The 50/15/5 budget: And now, for something (not) completely different. This super specific 50/20/30 has half your take-home pay going toward essential expenses, 15 percent towards retirement, and 5 percent for short-term savings. (Check out this break down.) You can earmark the other 30 percent for variable expenses, aka treat yourself in moderation.

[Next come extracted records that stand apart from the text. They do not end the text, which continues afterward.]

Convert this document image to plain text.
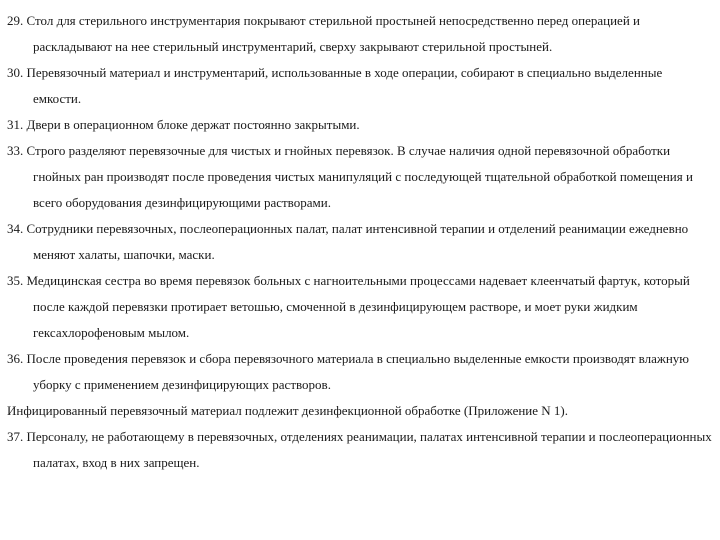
29. Стол для стерильного инструментария покрывают стерильной простыней непосредственно перед операцией и раскладывают на нее стерильный инструментарий, сверху закрывают стерильной простыней.

30. Перевязочный материал и инструментарий, использованные в ходе операции, собирают в специально выделенные емкости.

31. Двери в операционном блоке держат постоянно закрытыми.

33. Строго разделяют перевязочные для чистых и гнойных перевязок. В случае наличия одной перевязочной обработки гнойных ран производят после проведения чистых манипуляций с последующей тщательной обработкой помещения и всего оборудования дезинфицирующими растворами.

34. Сотрудники перевязочных, послеоперационных палат, палат интенсивной терапии и отделений реанимации ежедневно меняют халаты, шапочки, маски.

35. Медицинская сестра во время перевязок больных с нагноительными процессами надевает клеенчатый фартук, который после каждой перевязки протирает ветошью, смоченной в дезинфицирующем растворе, и моет руки жидким гексахлорофеновым мылом.

36. После проведения перевязок и сбора перевязочного материала в специально выделенные емкости производят влажную уборку с применением дезинфицирующих растворов.

Инфицированный перевязочный материал подлежит дезинфекционной обработке (Приложение N 1).

37. Персоналу, не работающему в перевязочных, отделениях реанимации, палатах интенсивной терапии и послеоперационных палатах, вход в них запрещен.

The zero-sum budget: Every time you get paid, give every dollar a job. Aka put certain amounts toward specific expenses. Write it all down and make sure you’ve spent everything you take home. It's all about "spending" every last dollar smarter.
I think I’m all set.
Hold up. No matter how you budget, retirement should be in the mix. Enter investing. It’s an easy way to grow your cash over the long haul so you can comfortably peace out on the workforce when the time is right.
Interested. Tell me more.
FYI, it goes beyond kicking into your 401(k). Investing can help you reach all sorts of big money goals faster, from saving for a down payment for a house to putting money together for your kids’ college. Because parking your money in an ordinary savings account and earning a one percent return isn't going to get you very far. Pair investing with all-star budgeting and you've got yourself a solid financial game plan. FYI, Fidelity's no-nonsense approach to investing is a great way to get started. Check it out.
Effective budgeting translates to freedom. Whether this is new news or old news, there’s always room to grow and make your money work smarter. Happy Independence Day from your financial struggles.